On a different vein, I've also been reading, For the Children's Sake, by Susan Schaeffer Macauley.  I've had this book on my shelf for years but never cracked the spine. Big mistake!  It took my thinking through our school year for next year and possibly changing our educational "philosophy" to open up this book.  I've been highlighting ever since.  It is quite a gem and really explains the Charlotte Mason philosophy really well.  Even if Charlotte Mason isn't your thing, I think you'll enjoy reading about  Susan Schaeffer Macauley's families journey as they found the key to unlocking their children's potential and their natural thirst for learning.  Definitely principles from this book could be applied to anyone's educational philosophy plan.


I've also been reading through, Crazy Love: Overwhelmed by a Relentless God, by Francis Chan  I haven't gotten too far, since I've been reading all these other books and I do have to sleep a few hours a night ;), but I hope to pick it up again soon.  It's been recommended to me by so many different people, I thought I'd give it a try. 

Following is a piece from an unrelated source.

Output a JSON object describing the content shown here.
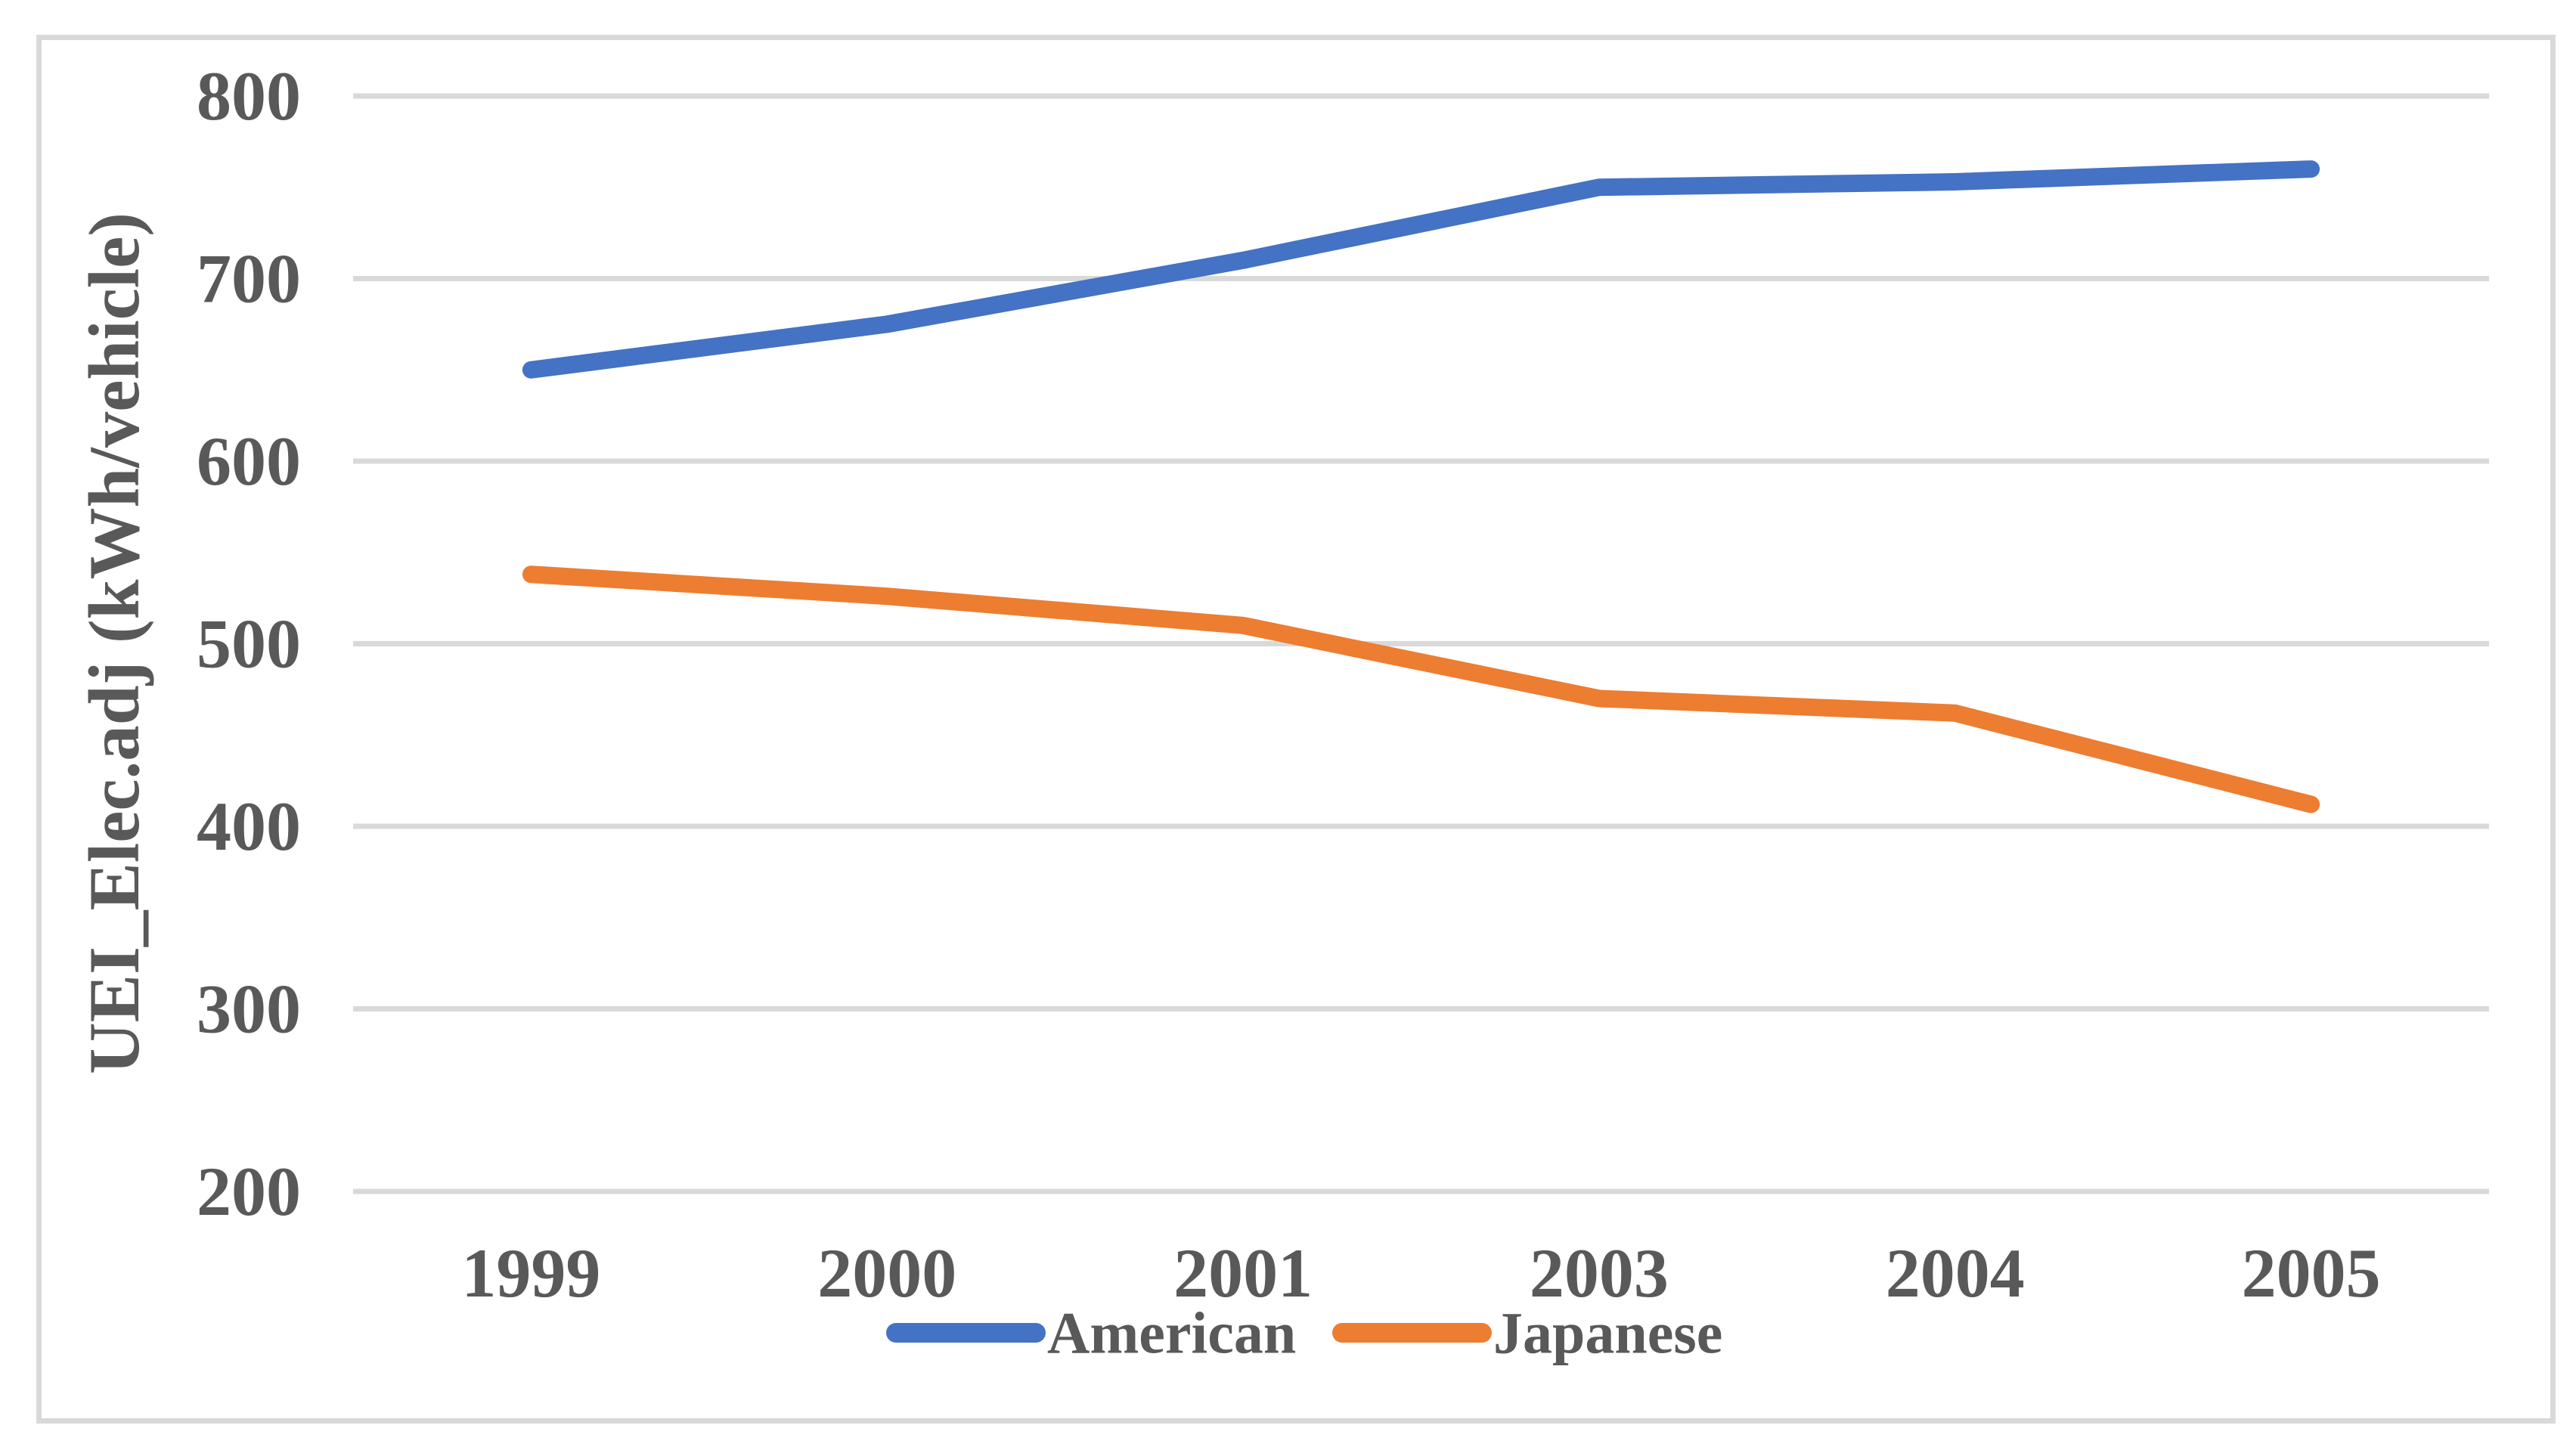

A fun book I read that was recommended by a friend was Notes from the Underwire, by Quinn Cummings.  Oh my, what a good writer!  She makes carpool lanes, hairballs and running into plate glass windows hilarious.  If you are offended by some mild crude humor or an occasional swear word, you'll want to skip this book but if you're not, this is a definite fun, light book that will have you laughing out loud! Perfect for summer reading.



Lastly, I finally read a book that I'd been hearing great things about from many sources,  The Help, by Kathryn Stockett.  A fabulous first novel for this author that is riveting, sad and humorous.  It's a page turner for sure.  Once I started the book, I couldn't put it down.  Much to my childrens delight, they had a day of doing pretty much whatever they wanted as I holed up in my room reading page after page.  You are really drawn into the characters lives and want to find out what happens to them.  Another great summer book.  Just make sure to clear your calendar before you start. :)

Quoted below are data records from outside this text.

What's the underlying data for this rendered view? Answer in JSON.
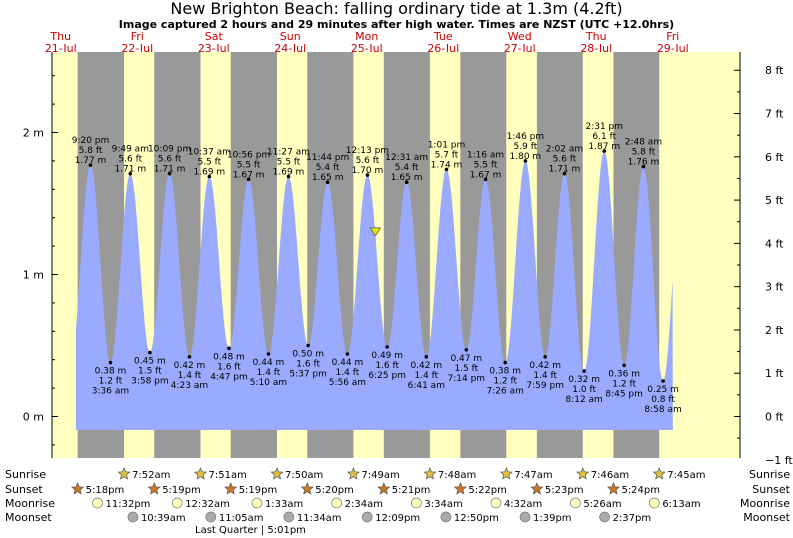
{
  "title": "New Brighton Beach: falling  ordinary tide at 1.3m (4.2ft)",
  "subtitle": "Image captured 2 hours and 29 minutes after high water. Times are NZST (UTC +12.0hrs)",
  "colors": {
    "day": "#ffffc0",
    "night": "#999999",
    "tide": "#99aaff",
    "day_label": "#cc0000",
    "marker": "#e8e800"
  },
  "days": [
    {
      "name": "Thu",
      "date": "21-Jul"
    },
    {
      "name": "Fri",
      "date": "22-Jul"
    },
    {
      "name": "Sat",
      "date": "23-Jul"
    },
    {
      "name": "Sun",
      "date": "24-Jul"
    },
    {
      "name": "Mon",
      "date": "25-Jul"
    },
    {
      "name": "Tue",
      "date": "26-Jul"
    },
    {
      "name": "Wed",
      "date": "27-Jul"
    },
    {
      "name": "Thu",
      "date": "28-Jul"
    },
    {
      "name": "Fri",
      "date": "29-Jul"
    }
  ],
  "chart_data": {
    "type": "area",
    "title": "New Brighton Beach: falling  ordinary tide at 1.3m (4.2ft)",
    "ylabel_left": "m",
    "ylabel_right": "ft",
    "x_range": [
      "2022-07-21T00:00",
      "2022-07-29T12:00"
    ],
    "y_range_m": [
      -0.3,
      2.55
    ],
    "y_ticks_left": [
      {
        "label": "0 m",
        "value": 0
      },
      {
        "label": "1 m",
        "value": 1
      },
      {
        "label": "2 m",
        "value": 2
      }
    ],
    "y_ticks_right": [
      {
        "label": "−1 ft",
        "value": -1
      },
      {
        "label": "0 ft",
        "value": 0
      },
      {
        "label": "1 ft",
        "value": 1
      },
      {
        "label": "2 ft",
        "value": 2
      },
      {
        "label": "3 ft",
        "value": 3
      },
      {
        "label": "4 ft",
        "value": 4
      },
      {
        "label": "5 ft",
        "value": 5
      },
      {
        "label": "6 ft",
        "value": 6
      },
      {
        "label": "7 ft",
        "value": 7
      },
      {
        "label": "8 ft",
        "value": 8
      }
    ],
    "current": {
      "datetime": "2022-07-25T14:42",
      "height_m": 1.3
    },
    "tides": [
      {
        "type": "high",
        "datetime": "2022-07-21T21:20",
        "time": "9:20 pm",
        "ft": "5.8 ft",
        "m": "1.77 m",
        "height_m": 1.77
      },
      {
        "type": "low",
        "datetime": "2022-07-22T03:36",
        "time": "3:36 am",
        "ft": "1.2 ft",
        "m": "0.38 m",
        "height_m": 0.38
      },
      {
        "type": "high",
        "datetime": "2022-07-22T09:49",
        "time": "9:49 am",
        "ft": "5.6 ft",
        "m": "1.71 m",
        "height_m": 1.71
      },
      {
        "type": "low",
        "datetime": "2022-07-22T15:58",
        "time": "3:58 pm",
        "ft": "1.5 ft",
        "m": "0.45 m",
        "height_m": 0.45
      },
      {
        "type": "high",
        "datetime": "2022-07-22T22:09",
        "time": "10:09 pm",
        "ft": "5.6 ft",
        "m": "1.71 m",
        "height_m": 1.71
      },
      {
        "type": "low",
        "datetime": "2022-07-23T04:23",
        "time": "4:23 am",
        "ft": "1.4 ft",
        "m": "0.42 m",
        "height_m": 0.42
      },
      {
        "type": "high",
        "datetime": "2022-07-23T10:37",
        "time": "10:37 am",
        "ft": "5.5 ft",
        "m": "1.69 m",
        "height_m": 1.69
      },
      {
        "type": "low",
        "datetime": "2022-07-23T16:47",
        "time": "4:47 pm",
        "ft": "1.6 ft",
        "m": "0.48 m",
        "height_m": 0.48
      },
      {
        "type": "high",
        "datetime": "2022-07-23T22:56",
        "time": "10:56 pm",
        "ft": "5.5 ft",
        "m": "1.67 m",
        "height_m": 1.67
      },
      {
        "type": "low",
        "datetime": "2022-07-24T05:10",
        "time": "5:10 am",
        "ft": "1.4 ft",
        "m": "0.44 m",
        "height_m": 0.44
      },
      {
        "type": "high",
        "datetime": "2022-07-24T11:27",
        "time": "11:27 am",
        "ft": "5.5 ft",
        "m": "1.69 m",
        "height_m": 1.69
      },
      {
        "type": "low",
        "datetime": "2022-07-24T17:37",
        "time": "5:37 pm",
        "ft": "1.6 ft",
        "m": "0.50 m",
        "height_m": 0.5
      },
      {
        "type": "high",
        "datetime": "2022-07-24T23:44",
        "time": "11:44 pm",
        "ft": "5.4 ft",
        "m": "1.65 m",
        "height_m": 1.65
      },
      {
        "type": "low",
        "datetime": "2022-07-25T05:56",
        "time": "5:56 am",
        "ft": "1.4 ft",
        "m": "0.44 m",
        "height_m": 0.44
      },
      {
        "type": "high",
        "datetime": "2022-07-25T12:13",
        "time": "12:13 pm",
        "ft": "5.6 ft",
        "m": "1.70 m",
        "height_m": 1.7
      },
      {
        "type": "low",
        "datetime": "2022-07-25T18:25",
        "time": "6:25 pm",
        "ft": "1.6 ft",
        "m": "0.49 m",
        "height_m": 0.49
      },
      {
        "type": "high",
        "datetime": "2022-07-26T00:31",
        "time": "12:31 am",
        "ft": "5.4 ft",
        "m": "1.65 m",
        "height_m": 1.65
      },
      {
        "type": "low",
        "datetime": "2022-07-26T06:41",
        "time": "6:41 am",
        "ft": "1.4 ft",
        "m": "0.42 m",
        "height_m": 0.42
      },
      {
        "type": "high",
        "datetime": "2022-07-26T13:01",
        "time": "1:01 pm",
        "ft": "5.7 ft",
        "m": "1.74 m",
        "height_m": 1.74
      },
      {
        "type": "low",
        "datetime": "2022-07-26T19:14",
        "time": "7:14 pm",
        "ft": "1.5 ft",
        "m": "0.47 m",
        "height_m": 0.47
      },
      {
        "type": "high",
        "datetime": "2022-07-27T01:16",
        "time": "1:16 am",
        "ft": "5.5 ft",
        "m": "1.67 m",
        "height_m": 1.67
      },
      {
        "type": "low",
        "datetime": "2022-07-27T07:26",
        "time": "7:26 am",
        "ft": "1.2 ft",
        "m": "0.38 m",
        "height_m": 0.38
      },
      {
        "type": "high",
        "datetime": "2022-07-27T13:46",
        "time": "1:46 pm",
        "ft": "5.9 ft",
        "m": "1.80 m",
        "height_m": 1.8
      },
      {
        "type": "low",
        "datetime": "2022-07-27T19:59",
        "time": "7:59 pm",
        "ft": "1.4 ft",
        "m": "0.42 m",
        "height_m": 0.42
      },
      {
        "type": "high",
        "datetime": "2022-07-28T02:02",
        "time": "2:02 am",
        "ft": "5.6 ft",
        "m": "1.71 m",
        "height_m": 1.71
      },
      {
        "type": "low",
        "datetime": "2022-07-28T08:12",
        "time": "8:12 am",
        "ft": "1.0 ft",
        "m": "0.32 m",
        "height_m": 0.32
      },
      {
        "type": "high",
        "datetime": "2022-07-28T14:31",
        "time": "2:31 pm",
        "ft": "6.1 ft",
        "m": "1.87 m",
        "height_m": 1.87
      },
      {
        "type": "low",
        "datetime": "2022-07-28T20:45",
        "time": "8:45 pm",
        "ft": "1.2 ft",
        "m": "0.36 m",
        "height_m": 0.36
      },
      {
        "type": "high",
        "datetime": "2022-07-29T02:48",
        "time": "2:48 am",
        "ft": "5.8 ft",
        "m": "1.76 m",
        "height_m": 1.76
      },
      {
        "type": "low",
        "datetime": "2022-07-29T08:58",
        "time": "8:58 am",
        "ft": "0.8 ft",
        "m": "0.25 m",
        "height_m": 0.25
      }
    ]
  },
  "almanac": {
    "labels": {
      "sunrise": "Sunrise",
      "sunset": "Sunset",
      "moonrise": "Moonrise",
      "moonset": "Moonset"
    },
    "sunrise": [
      {
        "datetime": "2022-07-22T07:52",
        "text": "7:52am"
      },
      {
        "datetime": "2022-07-23T07:51",
        "text": "7:51am"
      },
      {
        "datetime": "2022-07-24T07:50",
        "text": "7:50am"
      },
      {
        "datetime": "2022-07-25T07:49",
        "text": "7:49am"
      },
      {
        "datetime": "2022-07-26T07:48",
        "text": "7:48am"
      },
      {
        "datetime": "2022-07-27T07:47",
        "text": "7:47am"
      },
      {
        "datetime": "2022-07-28T07:46",
        "text": "7:46am"
      },
      {
        "datetime": "2022-07-29T07:45",
        "text": "7:45am"
      }
    ],
    "sunset": [
      {
        "datetime": "2022-07-21T17:18",
        "text": "5:18pm"
      },
      {
        "datetime": "2022-07-22T17:19",
        "text": "5:19pm"
      },
      {
        "datetime": "2022-07-23T17:19",
        "text": "5:19pm"
      },
      {
        "datetime": "2022-07-24T17:20",
        "text": "5:20pm"
      },
      {
        "datetime": "2022-07-25T17:21",
        "text": "5:21pm"
      },
      {
        "datetime": "2022-07-26T17:22",
        "text": "5:22pm"
      },
      {
        "datetime": "2022-07-27T17:23",
        "text": "5:23pm"
      },
      {
        "datetime": "2022-07-28T17:24",
        "text": "5:24pm"
      }
    ],
    "moonrise": [
      {
        "datetime": "2022-07-21T23:32",
        "text": "11:32pm"
      },
      {
        "datetime": "2022-07-23T00:32",
        "text": "12:32am"
      },
      {
        "datetime": "2022-07-24T01:33",
        "text": "1:33am"
      },
      {
        "datetime": "2022-07-25T02:34",
        "text": "2:34am"
      },
      {
        "datetime": "2022-07-26T03:34",
        "text": "3:34am"
      },
      {
        "datetime": "2022-07-27T04:32",
        "text": "4:32am"
      },
      {
        "datetime": "2022-07-28T05:26",
        "text": "5:26am"
      },
      {
        "datetime": "2022-07-29T06:13",
        "text": "6:13am"
      }
    ],
    "moonset": [
      {
        "datetime": "2022-07-22T10:39",
        "text": "10:39am"
      },
      {
        "datetime": "2022-07-23T11:05",
        "text": "11:05am"
      },
      {
        "datetime": "2022-07-24T11:34",
        "text": "11:34am"
      },
      {
        "datetime": "2022-07-25T12:09",
        "text": "12:09pm"
      },
      {
        "datetime": "2022-07-26T12:50",
        "text": "12:50pm"
      },
      {
        "datetime": "2022-07-27T13:39",
        "text": "1:39pm"
      },
      {
        "datetime": "2022-07-28T14:37",
        "text": "2:37pm"
      }
    ],
    "moon_phase": {
      "text": "Last Quarter | 5:01pm"
    }
  }
}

That sums up what I've been reading so far this summer!  Summer is only half way over, so I still have plenty of leisure reading time left.  The bulk of my upcoming reading will be to continue prereading my oldest daughters books for next year.  I finished ordering most of the ones she'll need for her first term and they are beginning to roll up to our house daily. :)  She has some great books on tap for next year and I'm looking forward to digging into them before our next school year starts.

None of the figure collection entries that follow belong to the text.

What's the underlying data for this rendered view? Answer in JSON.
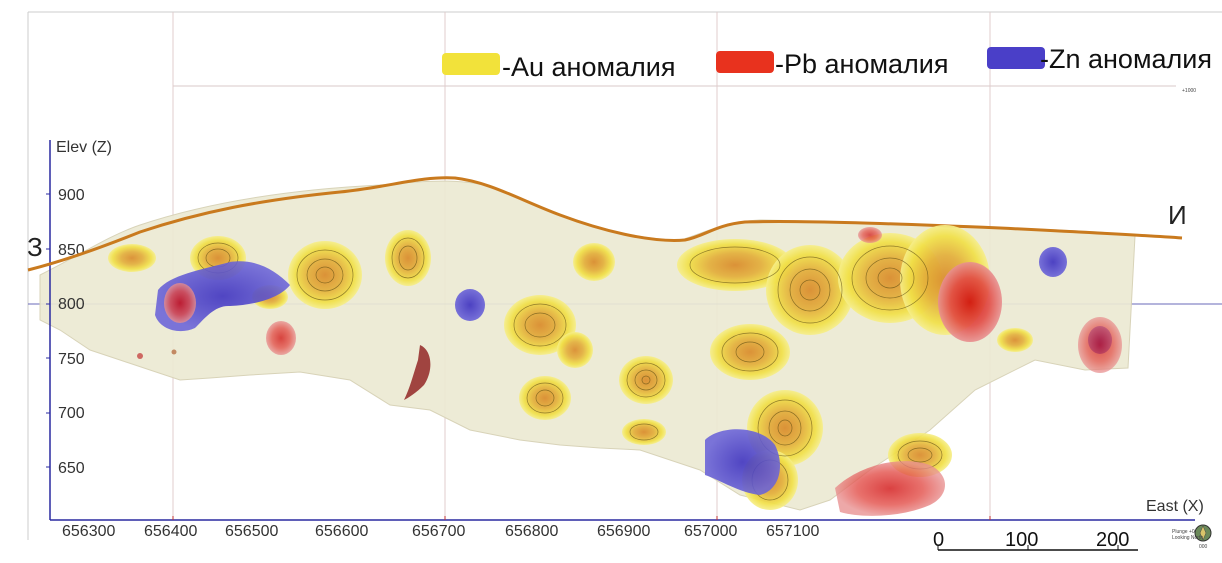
{
  "legend": {
    "items": [
      {
        "label": "-Au аномалия",
        "color": "#f2e23a"
      },
      {
        "label": "-Pb аномалия",
        "color": "#e8321e"
      },
      {
        "label": "-Zn аномалия",
        "color": "#4a3fc8"
      }
    ]
  },
  "axes": {
    "y_title": "Elev (Z)",
    "x_title": "East (X)",
    "y_ticks": [
      "900",
      "850",
      "800",
      "750",
      "700",
      "650"
    ],
    "x_ticks": [
      "656300",
      "656400",
      "656500",
      "656600",
      "656700",
      "656800",
      "656900",
      "657000",
      "657100"
    ]
  },
  "section_ends": {
    "left": "З",
    "right": "И"
  },
  "scale_bar": {
    "labels": [
      "0",
      "100",
      "200"
    ]
  },
  "compass": {
    "caption_line1": "Plunge +0",
    "caption_line2": "Looking North",
    "caption_line3": "000"
  },
  "corner_label": "+1000",
  "colors": {
    "topography": "#c97a1e",
    "au_anomaly": "#f2e23a",
    "pb_anomaly": "#e8321e",
    "zn_anomaly": "#4a3fc8",
    "model_body": "#ece9d2"
  }
}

What all have you been reading this summer?  Any must reads I should know about?





3 comments:

Nikki said...

Whew! You all are reading a lot of great things! "For the Children's Sake" is one of my favorite books!

Denise said...

From the Homeschool Crew here~ I just realized I have not come across your blog yet! I am now following your!
I love the look of your blog & looking forward to reading more posts.

We also use Apologia.

Books~ my 13 yr. old daughter & 11 yr. old son Love the Redwall series by Brian Jacques. Great books! Sort of like Lord of the Rings but with animals! LOL
They are well written and quite deep

The Unsell Family said...

I loved reading this post! Thanks for sharing everything. For the Children's Sake is one of my favorite books on homeschooling. I haven't read Crazy Love but have it on my "to read" list. I am glad to hear that you are liking it too. By the way- Bryan is mailing your book Radical tomorrow. Sorry it has taken me several weeks to get it in the mail to you!